Le 30 avril 2025, les député.e.s Charles Fournier, Lisa Belluco et Chantal Jourdan à l'Assemblée nationale, Salle Colbert, recevant les « lois à venir" (Crédits photos Anne-Marie Filaire).
Loire, the Estuary: Two Card Games - and a Third Coming Soon
We make available two card games for those who wish to organize “laws to come” workshops in their communities. A third game will be released in 2026.
The first game offers a “law to come” for granting personhood status to the Loire river and its watershed, drawing inspiration from other places in the world where rivers have been recognized as persons (e.g. the Atrato in Colombia, the Whanganui in New Zealand).
The second deals with the rights of the Loire Estuary—to think about future articulations of attachment, particularly relating to the life forms tied to estuarine rhythms (tides, the interaction of fresh and salt waters).
The third deck will be published in 2026 as part of a book by Manuella & Les Liens qui Libèrent.
What Happens in a “Laws to Come” Workshop?
Duration: 1h30 to 2h for a session with a single card deck.
Objective: participants read the cards aloud and collectively reflect on the proposed transformations.
To facilitate discussion, it is recommended to form groups of 6 to 10 people. If there are more participants, multiple groups may be organized.
Each workshop is led by an ambassador of the “law to come”—someone familiar with the process of drafting these proposals and trained for this role. They are accompanied by a resource person, whose role is to read aloud the notes attached to the cards and reference documents to enrich the discussion.
Types of cards included in each deck
- Instruction cards: introduce the game and explain how to use the cards to structure the workshop.
- “Exposé of motives” cards: provide context and rationale for each proposed law.

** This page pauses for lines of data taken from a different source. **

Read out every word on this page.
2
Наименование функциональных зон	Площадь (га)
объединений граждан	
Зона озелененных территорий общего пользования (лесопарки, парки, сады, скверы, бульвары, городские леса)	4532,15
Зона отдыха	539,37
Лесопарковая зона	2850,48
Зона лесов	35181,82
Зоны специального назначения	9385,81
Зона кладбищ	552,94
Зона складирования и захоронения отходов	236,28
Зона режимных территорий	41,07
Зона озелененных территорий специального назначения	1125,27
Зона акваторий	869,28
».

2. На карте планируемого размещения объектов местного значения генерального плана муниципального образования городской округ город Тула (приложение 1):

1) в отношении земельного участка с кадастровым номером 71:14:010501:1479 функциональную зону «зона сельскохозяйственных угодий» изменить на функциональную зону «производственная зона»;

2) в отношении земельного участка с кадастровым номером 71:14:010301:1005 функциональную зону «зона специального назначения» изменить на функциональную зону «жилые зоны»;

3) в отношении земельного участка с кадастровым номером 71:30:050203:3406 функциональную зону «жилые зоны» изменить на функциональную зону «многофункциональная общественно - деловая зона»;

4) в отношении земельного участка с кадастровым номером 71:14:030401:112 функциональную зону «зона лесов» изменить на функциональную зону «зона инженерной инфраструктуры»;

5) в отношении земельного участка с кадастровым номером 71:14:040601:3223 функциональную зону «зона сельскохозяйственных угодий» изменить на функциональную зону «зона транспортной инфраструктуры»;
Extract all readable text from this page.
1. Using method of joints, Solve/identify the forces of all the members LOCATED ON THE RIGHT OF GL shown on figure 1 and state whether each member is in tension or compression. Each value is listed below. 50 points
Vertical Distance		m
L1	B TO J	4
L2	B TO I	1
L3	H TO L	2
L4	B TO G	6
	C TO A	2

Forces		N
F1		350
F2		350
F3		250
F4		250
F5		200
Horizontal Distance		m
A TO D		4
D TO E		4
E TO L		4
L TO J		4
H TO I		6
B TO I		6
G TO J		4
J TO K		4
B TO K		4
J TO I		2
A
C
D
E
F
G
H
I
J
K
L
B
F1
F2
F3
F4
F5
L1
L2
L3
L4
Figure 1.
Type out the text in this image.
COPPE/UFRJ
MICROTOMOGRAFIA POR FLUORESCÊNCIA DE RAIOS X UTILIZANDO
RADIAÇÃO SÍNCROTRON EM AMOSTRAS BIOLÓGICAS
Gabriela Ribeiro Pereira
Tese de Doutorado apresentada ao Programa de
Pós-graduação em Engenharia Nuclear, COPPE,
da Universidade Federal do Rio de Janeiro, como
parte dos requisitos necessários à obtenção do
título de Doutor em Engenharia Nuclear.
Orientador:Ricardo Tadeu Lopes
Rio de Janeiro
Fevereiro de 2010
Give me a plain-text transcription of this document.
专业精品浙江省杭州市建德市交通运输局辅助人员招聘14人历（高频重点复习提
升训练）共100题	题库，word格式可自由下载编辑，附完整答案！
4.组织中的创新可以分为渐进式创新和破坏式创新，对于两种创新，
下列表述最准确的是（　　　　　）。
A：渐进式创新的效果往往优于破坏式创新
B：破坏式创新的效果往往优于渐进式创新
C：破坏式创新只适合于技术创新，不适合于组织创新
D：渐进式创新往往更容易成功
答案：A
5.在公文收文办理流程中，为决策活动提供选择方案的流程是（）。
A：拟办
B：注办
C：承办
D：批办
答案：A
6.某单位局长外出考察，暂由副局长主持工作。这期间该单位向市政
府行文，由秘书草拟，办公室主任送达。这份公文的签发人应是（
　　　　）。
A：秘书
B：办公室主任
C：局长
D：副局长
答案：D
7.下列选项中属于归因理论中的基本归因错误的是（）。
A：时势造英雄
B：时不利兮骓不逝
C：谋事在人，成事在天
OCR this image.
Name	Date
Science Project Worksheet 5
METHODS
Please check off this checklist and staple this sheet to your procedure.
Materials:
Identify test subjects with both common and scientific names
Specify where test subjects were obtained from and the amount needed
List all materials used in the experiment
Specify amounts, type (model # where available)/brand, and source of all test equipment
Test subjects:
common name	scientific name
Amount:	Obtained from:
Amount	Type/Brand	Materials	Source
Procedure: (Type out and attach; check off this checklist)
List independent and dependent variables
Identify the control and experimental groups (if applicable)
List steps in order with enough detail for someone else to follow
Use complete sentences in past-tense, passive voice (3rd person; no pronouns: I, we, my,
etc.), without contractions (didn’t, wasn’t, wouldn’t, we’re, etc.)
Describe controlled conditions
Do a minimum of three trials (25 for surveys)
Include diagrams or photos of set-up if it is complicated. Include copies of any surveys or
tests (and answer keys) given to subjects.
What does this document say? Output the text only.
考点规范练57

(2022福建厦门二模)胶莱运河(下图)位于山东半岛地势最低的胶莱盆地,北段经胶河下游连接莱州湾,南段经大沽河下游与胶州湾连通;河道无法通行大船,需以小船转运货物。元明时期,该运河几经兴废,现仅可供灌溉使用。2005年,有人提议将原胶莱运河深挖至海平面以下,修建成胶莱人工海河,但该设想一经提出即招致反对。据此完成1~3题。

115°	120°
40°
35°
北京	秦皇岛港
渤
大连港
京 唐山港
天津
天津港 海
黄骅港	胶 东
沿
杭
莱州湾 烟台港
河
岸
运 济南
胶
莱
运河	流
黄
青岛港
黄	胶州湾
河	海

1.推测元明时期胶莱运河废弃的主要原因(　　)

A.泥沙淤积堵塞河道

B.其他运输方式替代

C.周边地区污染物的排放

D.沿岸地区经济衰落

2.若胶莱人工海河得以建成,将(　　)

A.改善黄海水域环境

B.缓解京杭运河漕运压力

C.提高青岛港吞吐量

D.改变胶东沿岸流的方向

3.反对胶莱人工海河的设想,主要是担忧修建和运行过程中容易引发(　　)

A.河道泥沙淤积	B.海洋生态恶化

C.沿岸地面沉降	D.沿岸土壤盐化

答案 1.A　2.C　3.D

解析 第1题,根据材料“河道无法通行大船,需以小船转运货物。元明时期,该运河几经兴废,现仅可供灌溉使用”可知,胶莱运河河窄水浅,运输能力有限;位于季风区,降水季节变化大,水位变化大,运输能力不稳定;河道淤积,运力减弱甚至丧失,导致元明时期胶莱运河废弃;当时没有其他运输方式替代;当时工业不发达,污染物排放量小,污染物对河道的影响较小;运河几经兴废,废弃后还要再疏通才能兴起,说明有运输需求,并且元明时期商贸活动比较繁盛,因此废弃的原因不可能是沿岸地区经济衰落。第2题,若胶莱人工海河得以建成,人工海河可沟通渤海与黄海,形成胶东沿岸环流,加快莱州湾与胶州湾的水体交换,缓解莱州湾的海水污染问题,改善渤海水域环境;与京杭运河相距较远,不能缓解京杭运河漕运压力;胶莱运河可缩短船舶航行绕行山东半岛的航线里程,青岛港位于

- “Law to come” cards: detail the proposed new subjects of rights, their rights and obligations, governance mechanisms, funding, and implementation modalities.
- Historical cards: conclude the deck by tracing the evolution and genesis of the proposed laws.
How the workshop proceeds
- Beforehand, participants receive the “exposé of motives” cards to familiarize themselves with the context.
- At the start, the ambassador welcomes participants and explains the session flow.
- A participant reads aloud a set of cards from the first theme.
- Discussion follows: comprehension, objections, implementation suggestions, and contributions from the resource person (with notes and references).
- Another participant then reads the next theme, and so on until all cards are covered.
- After each reading (no more than 3 cards per turn), discussion restarts.
The ambassador is not in a hierarchical position—they do not seek to resolve all objections but facilitate discussion.
Interested in Organizing a Workshop?
To host a “laws to come” workshop, please send us an email to loi-a-venir@iea-nantes.fr
In your message, include the location, date, hours, and context of your event.
To maintain a peaceful public debate and avoid the violence of social media platforms, we request that these card games not be shared on social networks. We also encourage holding these workshops in an atmosphere of benevolence and respect for divergent perspectives.
Important: These card games are currently in testing form. Feedback is welcome via email. We rely on your goodwill and spirit of sharing.
The card games presented here have been developed with public funding and are made available as transformation tools for communities wanting to imagine and accompany change.
Together, they contribute to a public service of the imagination.